Préservez aussi longtemps que possible vos tâches à non-valeur ajoutée pour le Client, car ce sont elles qui constituent votre spécificité et contiennent votre savoir-faire original. Pensez donc, s’il vous venait l’idée de remettre en question leur utilité, voire leur contribution à la valeur de vos produits aux yeux du vos clients, il pourrait survenir des idées folles à certains aux risques de remettre en question des compétences et donner du grain à moudre aux syndicats pour détériorer le climat social : nous ne sommes pas dans une mise en scène hollywoodienne dans laquelle quelques héros bien trempés se sacrifient pour la survie du groupe ! Non, c’est de l’emploi dont il est question, même pas des fictifs, des « on a toujours fait comme ça ». Certes se sont des transferts, des changements de présentation, des tableaux pour des analyses potentielles qui n’aboutissent pas à des décisions explicites, des attentes et des stockages, mais c’est toute notre façon de penser et de faire le travail.

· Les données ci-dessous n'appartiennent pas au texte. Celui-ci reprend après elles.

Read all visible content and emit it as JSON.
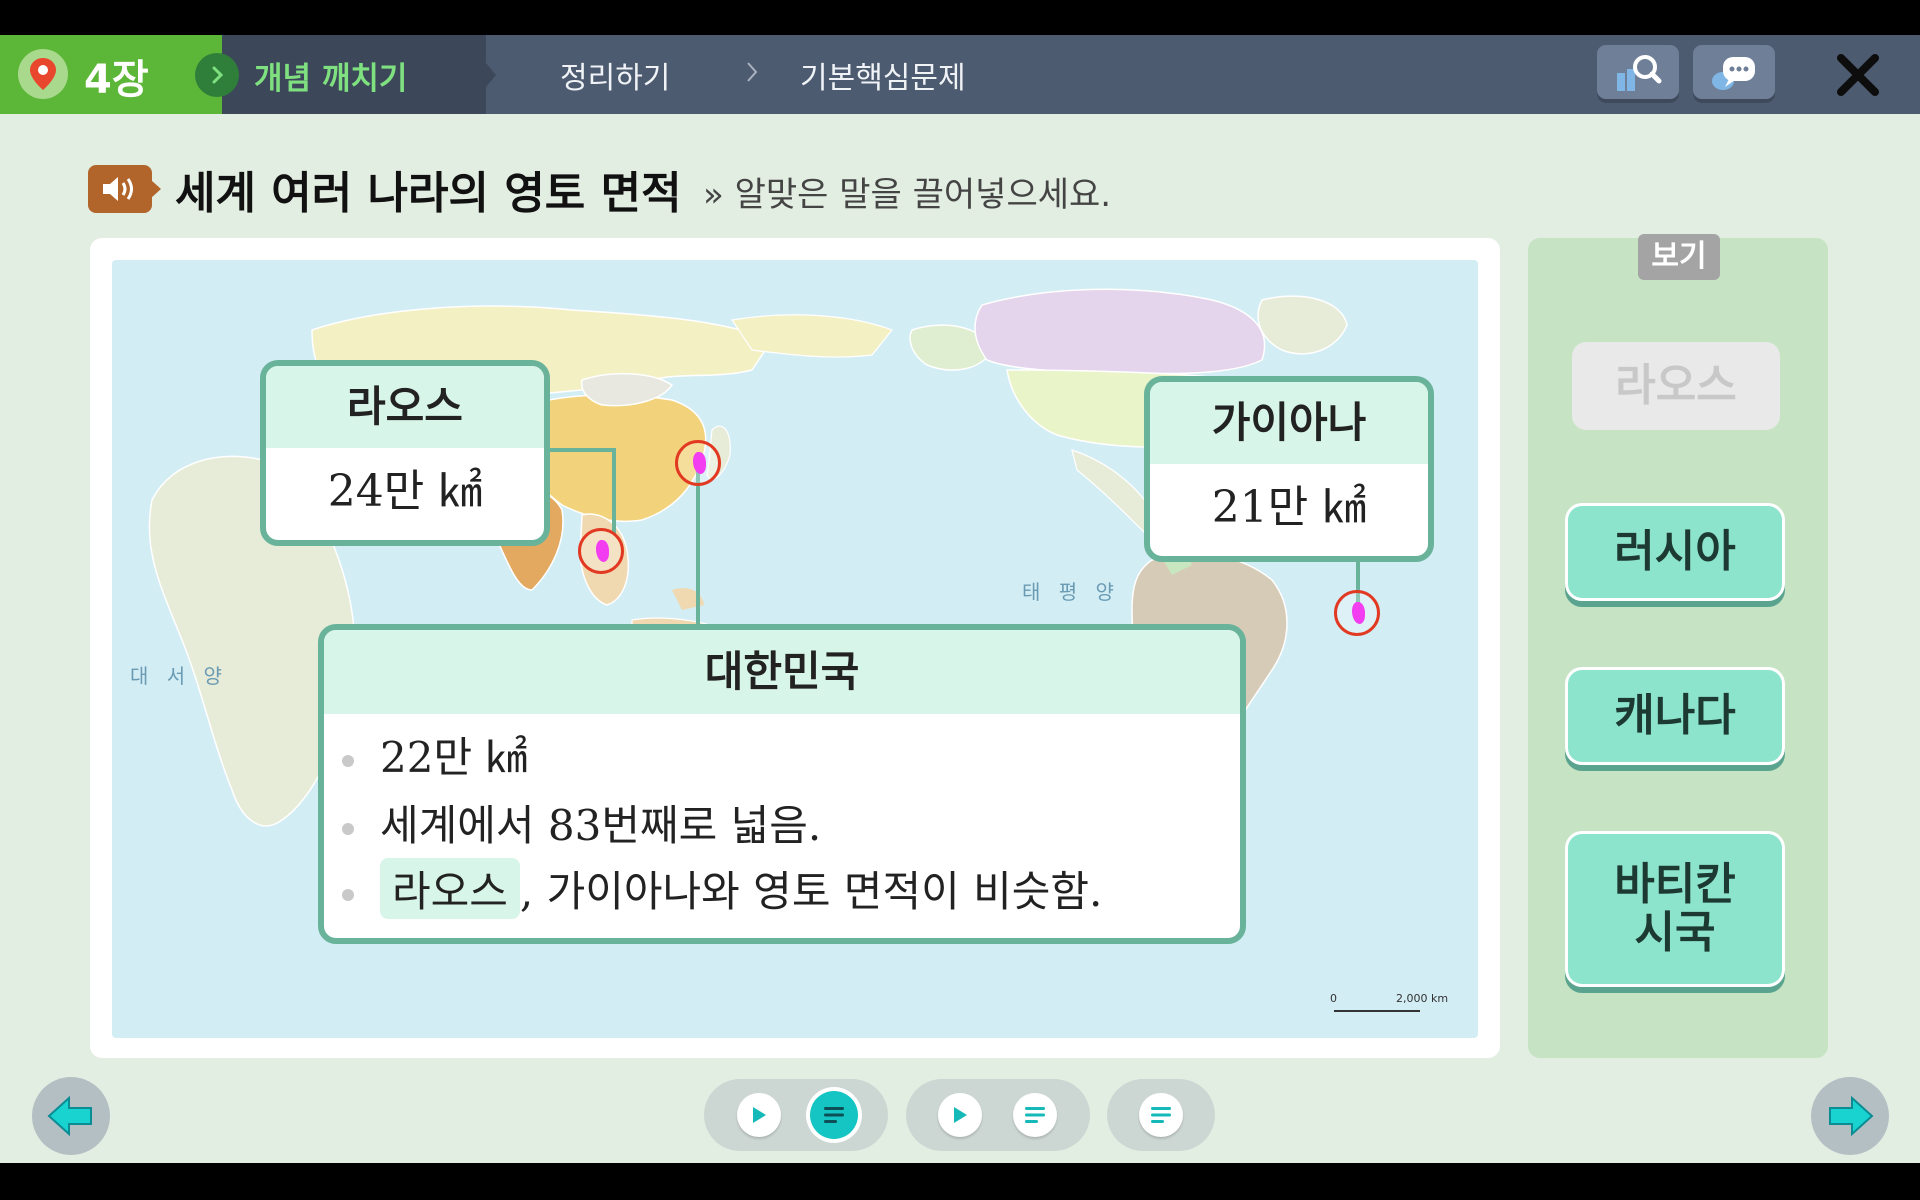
{
  "topbar": {
    "chapter": "4장",
    "tabs": [
      {
        "label": "개념 깨치기",
        "active": true
      },
      {
        "label": "정리하기",
        "active": false
      },
      {
        "label": "기본핵심문제",
        "active": false
      }
    ],
    "accent": "#5cb738"
  },
  "header": {
    "title": "세계 여러 나라의 영토 면적",
    "instruction": "» 알맞은 말을 끌어넣으세요."
  },
  "map": {
    "ocean_atlantic": "대 서 양",
    "ocean_pacific": "태 평 양",
    "scale": {
      "start": "0",
      "end": "2,000 km"
    },
    "callouts": {
      "laos": {
        "name": "라오스",
        "area": "24만 ㎢"
      },
      "guyana": {
        "name": "가이아나",
        "area": "21만 ㎢"
      },
      "korea": {
        "name": "대한민국",
        "line1": "22만 ㎢",
        "line2": "세계에서 83번째로 넓음.",
        "line3_answer": "라오스",
        "line3_rest": ", 가이아나와 영토 면적이 비슷함."
      }
    }
  },
  "options": {
    "tag": "보기",
    "items": [
      {
        "label": "라오스",
        "used": true
      },
      {
        "label": "러시아",
        "used": false
      },
      {
        "label": "캐나다",
        "used": false
      },
      {
        "label": "바티칸\n시국",
        "used": false
      }
    ],
    "item_color": "#8de4cd"
  }
}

Pensez, s’il fallait remettre tout cela en question, où donc cela nous mènera-t-il ? Vous vous imaginez le chambardement que cela risque de provoquer ? Vous allez y perdre votre culture d’entreprise. Non, surtout n’imaginez pas de la mettre en standard : c’est quasiment un mot grossier le mot standard dans votre métier. On voit bien que vous n’en êtes pas ! Alors l’amélioration continue, d’accord, mais sans les processus standards, le savoir-faire par tradition.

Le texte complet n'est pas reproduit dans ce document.